Manusia belum cukup kalau ngomong jago banget. Tapi nyatanya, semua diukur dari harta dan materi. Pantas belum cukup-cukup. Semua keadaan ditimbang pakai akal dan ego. Bukan hati. Sudah pasti manusia belum cukup. Karena dia gagal menikmati apa yang ada. Dia gagal menahan diri. Dan dia pasti hatinya tertutup. Hingga lupa, dari mana dia berasal dan mau kemana dia pergi?

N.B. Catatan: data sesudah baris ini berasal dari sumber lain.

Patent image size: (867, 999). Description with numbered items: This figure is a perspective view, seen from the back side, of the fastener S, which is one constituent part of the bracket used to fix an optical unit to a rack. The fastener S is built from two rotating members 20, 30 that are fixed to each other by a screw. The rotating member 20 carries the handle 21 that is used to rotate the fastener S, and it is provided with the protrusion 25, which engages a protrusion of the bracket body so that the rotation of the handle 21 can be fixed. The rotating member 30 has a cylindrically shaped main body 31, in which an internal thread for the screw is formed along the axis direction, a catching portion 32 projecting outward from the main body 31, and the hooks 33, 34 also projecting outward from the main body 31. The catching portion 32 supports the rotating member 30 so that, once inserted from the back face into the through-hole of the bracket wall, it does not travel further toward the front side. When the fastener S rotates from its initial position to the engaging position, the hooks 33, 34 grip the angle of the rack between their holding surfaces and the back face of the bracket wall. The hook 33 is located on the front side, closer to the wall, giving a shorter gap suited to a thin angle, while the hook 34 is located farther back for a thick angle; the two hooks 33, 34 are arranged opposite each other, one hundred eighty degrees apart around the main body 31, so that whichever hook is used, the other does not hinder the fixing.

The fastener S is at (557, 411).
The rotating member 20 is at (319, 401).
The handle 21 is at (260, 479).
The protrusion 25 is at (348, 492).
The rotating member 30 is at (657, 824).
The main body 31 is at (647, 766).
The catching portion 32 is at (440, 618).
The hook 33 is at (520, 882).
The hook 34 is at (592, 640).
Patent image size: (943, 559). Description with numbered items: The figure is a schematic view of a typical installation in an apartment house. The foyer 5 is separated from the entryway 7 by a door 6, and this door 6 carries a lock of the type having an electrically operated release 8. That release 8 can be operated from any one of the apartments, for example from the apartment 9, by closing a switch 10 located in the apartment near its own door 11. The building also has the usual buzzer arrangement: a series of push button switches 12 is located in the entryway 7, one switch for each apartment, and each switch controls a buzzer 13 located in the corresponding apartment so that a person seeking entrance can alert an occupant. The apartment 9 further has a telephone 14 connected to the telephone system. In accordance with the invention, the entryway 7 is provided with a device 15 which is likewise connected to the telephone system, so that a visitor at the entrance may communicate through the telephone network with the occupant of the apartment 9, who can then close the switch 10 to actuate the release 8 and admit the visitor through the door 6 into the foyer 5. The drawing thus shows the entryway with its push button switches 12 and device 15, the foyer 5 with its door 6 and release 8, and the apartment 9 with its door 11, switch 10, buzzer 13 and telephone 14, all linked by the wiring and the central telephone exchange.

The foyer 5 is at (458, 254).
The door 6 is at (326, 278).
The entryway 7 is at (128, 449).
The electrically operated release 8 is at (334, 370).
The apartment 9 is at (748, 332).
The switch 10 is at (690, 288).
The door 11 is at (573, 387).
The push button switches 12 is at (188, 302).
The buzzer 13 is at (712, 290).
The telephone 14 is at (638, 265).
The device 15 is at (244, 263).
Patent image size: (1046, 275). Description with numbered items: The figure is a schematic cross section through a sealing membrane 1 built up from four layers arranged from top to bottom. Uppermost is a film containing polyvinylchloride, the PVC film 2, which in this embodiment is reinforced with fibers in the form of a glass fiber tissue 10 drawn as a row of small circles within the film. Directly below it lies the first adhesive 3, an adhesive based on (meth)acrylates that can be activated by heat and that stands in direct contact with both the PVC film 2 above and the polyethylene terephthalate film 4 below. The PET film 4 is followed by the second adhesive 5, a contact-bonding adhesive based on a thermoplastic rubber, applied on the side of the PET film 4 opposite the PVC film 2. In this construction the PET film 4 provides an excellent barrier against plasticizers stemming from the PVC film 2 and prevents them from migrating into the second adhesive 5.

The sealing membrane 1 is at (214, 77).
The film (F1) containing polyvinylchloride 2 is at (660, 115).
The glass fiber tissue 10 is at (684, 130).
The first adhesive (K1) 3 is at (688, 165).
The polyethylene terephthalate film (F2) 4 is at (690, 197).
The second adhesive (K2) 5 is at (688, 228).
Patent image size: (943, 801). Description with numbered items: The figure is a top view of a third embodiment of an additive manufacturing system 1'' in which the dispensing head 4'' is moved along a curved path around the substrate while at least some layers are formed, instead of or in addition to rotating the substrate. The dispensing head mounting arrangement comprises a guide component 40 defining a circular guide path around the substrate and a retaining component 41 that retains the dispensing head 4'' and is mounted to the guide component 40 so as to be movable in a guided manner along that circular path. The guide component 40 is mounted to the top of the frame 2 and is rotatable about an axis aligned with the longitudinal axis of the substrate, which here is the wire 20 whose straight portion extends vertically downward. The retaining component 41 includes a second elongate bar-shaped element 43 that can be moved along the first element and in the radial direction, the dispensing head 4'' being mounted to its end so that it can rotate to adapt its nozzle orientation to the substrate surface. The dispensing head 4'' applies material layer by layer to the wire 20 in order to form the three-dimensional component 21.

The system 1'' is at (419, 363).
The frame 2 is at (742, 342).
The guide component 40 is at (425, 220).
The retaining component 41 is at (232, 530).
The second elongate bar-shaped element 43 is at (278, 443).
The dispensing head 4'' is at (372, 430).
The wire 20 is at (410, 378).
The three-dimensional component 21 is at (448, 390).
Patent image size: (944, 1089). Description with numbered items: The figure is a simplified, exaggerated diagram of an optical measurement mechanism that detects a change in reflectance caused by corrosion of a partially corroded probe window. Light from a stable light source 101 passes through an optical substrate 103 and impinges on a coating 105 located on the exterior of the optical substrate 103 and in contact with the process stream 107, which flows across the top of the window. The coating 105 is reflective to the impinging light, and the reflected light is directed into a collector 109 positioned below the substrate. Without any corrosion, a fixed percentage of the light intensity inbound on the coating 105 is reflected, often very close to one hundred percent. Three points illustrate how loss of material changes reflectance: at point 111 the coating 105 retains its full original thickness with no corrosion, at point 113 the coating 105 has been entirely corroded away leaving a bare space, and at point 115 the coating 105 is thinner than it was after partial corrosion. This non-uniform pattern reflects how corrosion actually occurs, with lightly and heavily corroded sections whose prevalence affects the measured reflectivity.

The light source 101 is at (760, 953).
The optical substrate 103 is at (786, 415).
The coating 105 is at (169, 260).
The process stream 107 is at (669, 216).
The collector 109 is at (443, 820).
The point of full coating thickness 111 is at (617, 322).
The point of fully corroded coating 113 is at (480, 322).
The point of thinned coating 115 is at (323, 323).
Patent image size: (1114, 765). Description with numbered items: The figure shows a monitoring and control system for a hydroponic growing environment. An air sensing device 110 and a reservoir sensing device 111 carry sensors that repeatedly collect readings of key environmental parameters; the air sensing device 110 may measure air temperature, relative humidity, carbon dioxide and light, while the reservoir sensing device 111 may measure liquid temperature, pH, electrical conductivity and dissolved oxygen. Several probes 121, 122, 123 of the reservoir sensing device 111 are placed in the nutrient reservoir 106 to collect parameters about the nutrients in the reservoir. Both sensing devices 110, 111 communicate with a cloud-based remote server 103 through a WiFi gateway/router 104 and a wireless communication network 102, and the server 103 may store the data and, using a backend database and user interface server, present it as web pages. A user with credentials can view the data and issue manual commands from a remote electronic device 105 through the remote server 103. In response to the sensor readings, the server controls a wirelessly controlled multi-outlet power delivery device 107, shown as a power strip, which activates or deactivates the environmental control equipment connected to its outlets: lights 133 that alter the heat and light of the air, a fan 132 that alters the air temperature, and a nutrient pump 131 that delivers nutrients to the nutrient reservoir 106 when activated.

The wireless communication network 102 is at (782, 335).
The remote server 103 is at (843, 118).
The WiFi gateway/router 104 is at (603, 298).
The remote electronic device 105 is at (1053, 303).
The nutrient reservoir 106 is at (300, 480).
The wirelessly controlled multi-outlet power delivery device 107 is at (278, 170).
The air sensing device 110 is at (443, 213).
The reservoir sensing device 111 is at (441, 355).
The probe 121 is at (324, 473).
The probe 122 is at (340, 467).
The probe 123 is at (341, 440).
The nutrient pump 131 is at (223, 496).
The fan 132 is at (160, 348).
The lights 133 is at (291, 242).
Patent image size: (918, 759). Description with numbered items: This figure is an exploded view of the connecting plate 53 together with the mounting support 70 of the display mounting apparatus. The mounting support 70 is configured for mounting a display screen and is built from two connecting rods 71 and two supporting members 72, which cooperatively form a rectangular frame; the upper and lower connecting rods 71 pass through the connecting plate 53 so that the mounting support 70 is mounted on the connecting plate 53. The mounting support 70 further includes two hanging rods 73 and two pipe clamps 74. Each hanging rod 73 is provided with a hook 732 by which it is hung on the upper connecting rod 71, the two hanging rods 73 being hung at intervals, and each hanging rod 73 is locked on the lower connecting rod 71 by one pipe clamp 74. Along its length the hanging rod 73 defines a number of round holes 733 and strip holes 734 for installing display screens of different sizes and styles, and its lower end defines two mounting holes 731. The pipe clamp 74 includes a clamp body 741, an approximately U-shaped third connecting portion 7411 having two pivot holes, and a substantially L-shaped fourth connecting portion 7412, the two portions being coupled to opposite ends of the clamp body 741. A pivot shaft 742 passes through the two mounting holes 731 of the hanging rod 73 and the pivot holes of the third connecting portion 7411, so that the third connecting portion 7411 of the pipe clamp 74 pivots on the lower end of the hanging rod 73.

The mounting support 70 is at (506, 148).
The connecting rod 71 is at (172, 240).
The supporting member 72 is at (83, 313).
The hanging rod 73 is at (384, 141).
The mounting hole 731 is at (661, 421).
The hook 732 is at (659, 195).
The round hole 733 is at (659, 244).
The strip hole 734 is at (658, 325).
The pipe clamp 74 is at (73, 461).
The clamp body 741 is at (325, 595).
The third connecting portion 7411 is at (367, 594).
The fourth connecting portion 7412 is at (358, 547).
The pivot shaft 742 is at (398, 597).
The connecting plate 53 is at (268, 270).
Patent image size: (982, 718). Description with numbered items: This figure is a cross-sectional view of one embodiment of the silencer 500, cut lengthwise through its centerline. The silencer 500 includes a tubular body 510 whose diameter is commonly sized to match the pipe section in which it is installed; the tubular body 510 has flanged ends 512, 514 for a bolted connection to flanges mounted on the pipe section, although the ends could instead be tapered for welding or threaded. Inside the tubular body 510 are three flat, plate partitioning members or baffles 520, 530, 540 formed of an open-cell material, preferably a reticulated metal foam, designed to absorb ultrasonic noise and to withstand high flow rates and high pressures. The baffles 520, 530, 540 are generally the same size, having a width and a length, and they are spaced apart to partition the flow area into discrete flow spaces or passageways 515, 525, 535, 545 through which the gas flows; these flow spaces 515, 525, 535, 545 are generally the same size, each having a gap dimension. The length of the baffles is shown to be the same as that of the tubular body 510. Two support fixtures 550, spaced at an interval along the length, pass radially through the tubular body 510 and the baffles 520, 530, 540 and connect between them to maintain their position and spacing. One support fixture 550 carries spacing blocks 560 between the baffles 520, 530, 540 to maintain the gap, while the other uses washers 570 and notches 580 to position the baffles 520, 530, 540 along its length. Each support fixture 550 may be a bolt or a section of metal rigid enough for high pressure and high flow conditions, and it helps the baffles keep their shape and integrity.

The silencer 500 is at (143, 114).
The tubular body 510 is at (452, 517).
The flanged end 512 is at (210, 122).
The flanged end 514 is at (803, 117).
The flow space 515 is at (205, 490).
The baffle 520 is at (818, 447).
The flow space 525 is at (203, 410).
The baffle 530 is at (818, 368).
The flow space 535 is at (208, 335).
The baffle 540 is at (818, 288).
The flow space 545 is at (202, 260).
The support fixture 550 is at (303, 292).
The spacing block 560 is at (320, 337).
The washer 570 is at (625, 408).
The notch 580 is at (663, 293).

Manusia makin tidak cukup.
Karena kurang bersyukur. Dan gemar melihat ke atas ditambah jarang bersedekah. Jarang berbuat baik secara nyata pada orang lain. Kebaikan hanya sebatas di dunia maya atau cukup di meja diskusi. Pantas makin tidak cukup, karena kerjanya mengintip laju orang lain. Selalu membandingkan dirinya dengan orang lain.Â
Kenapa merasa belum cukup?
Manusia belum cukup lupa lagi. Hanya hati yang merasa cukup yang dijanjikan mendapatkan dunia dan seisinya. Hanya manusia yag cukup yang beruntung.
Sehingga mudah bersyukur dan jauh dari kesombongan. Maka ketika merasa cukup, saat itu ada dorongan untuk bertindak baik untuk orang lain. Bila merasa tidak cukup, pasti tidak akan baik pada orang lain.
Nabi Muhammad SAW bilang "siapa yang menampakkan kecukupan niscaya Allah akan membuatnya kaya" (HR. Bukhari Muslim).
Siapapun, selagi masih manusia pasti sudah cukup.
Cukup jiwa dan raganya. Bangsanya cukup, pemimpinnya cukup. Bahkan diberi keluarga dan sahabat yang ada pun cukup. Apalagi yang tidak cukup. Semuanya sudah melimpah. Dan itu, sudah pantas dimiliki manusia; tidak berlebihan tidak berkekuarangan. Tinggak disyukuri saja.
Maka katakan "saya sudah cukup".
Saya pun cukup menjadi pegiat sosial yang akan tetap mengabdi untuk anak-anak taman bacaan, ibu-ibu buta aksara, dan anak-anak yatim binaan. Itu semua sudah cukup.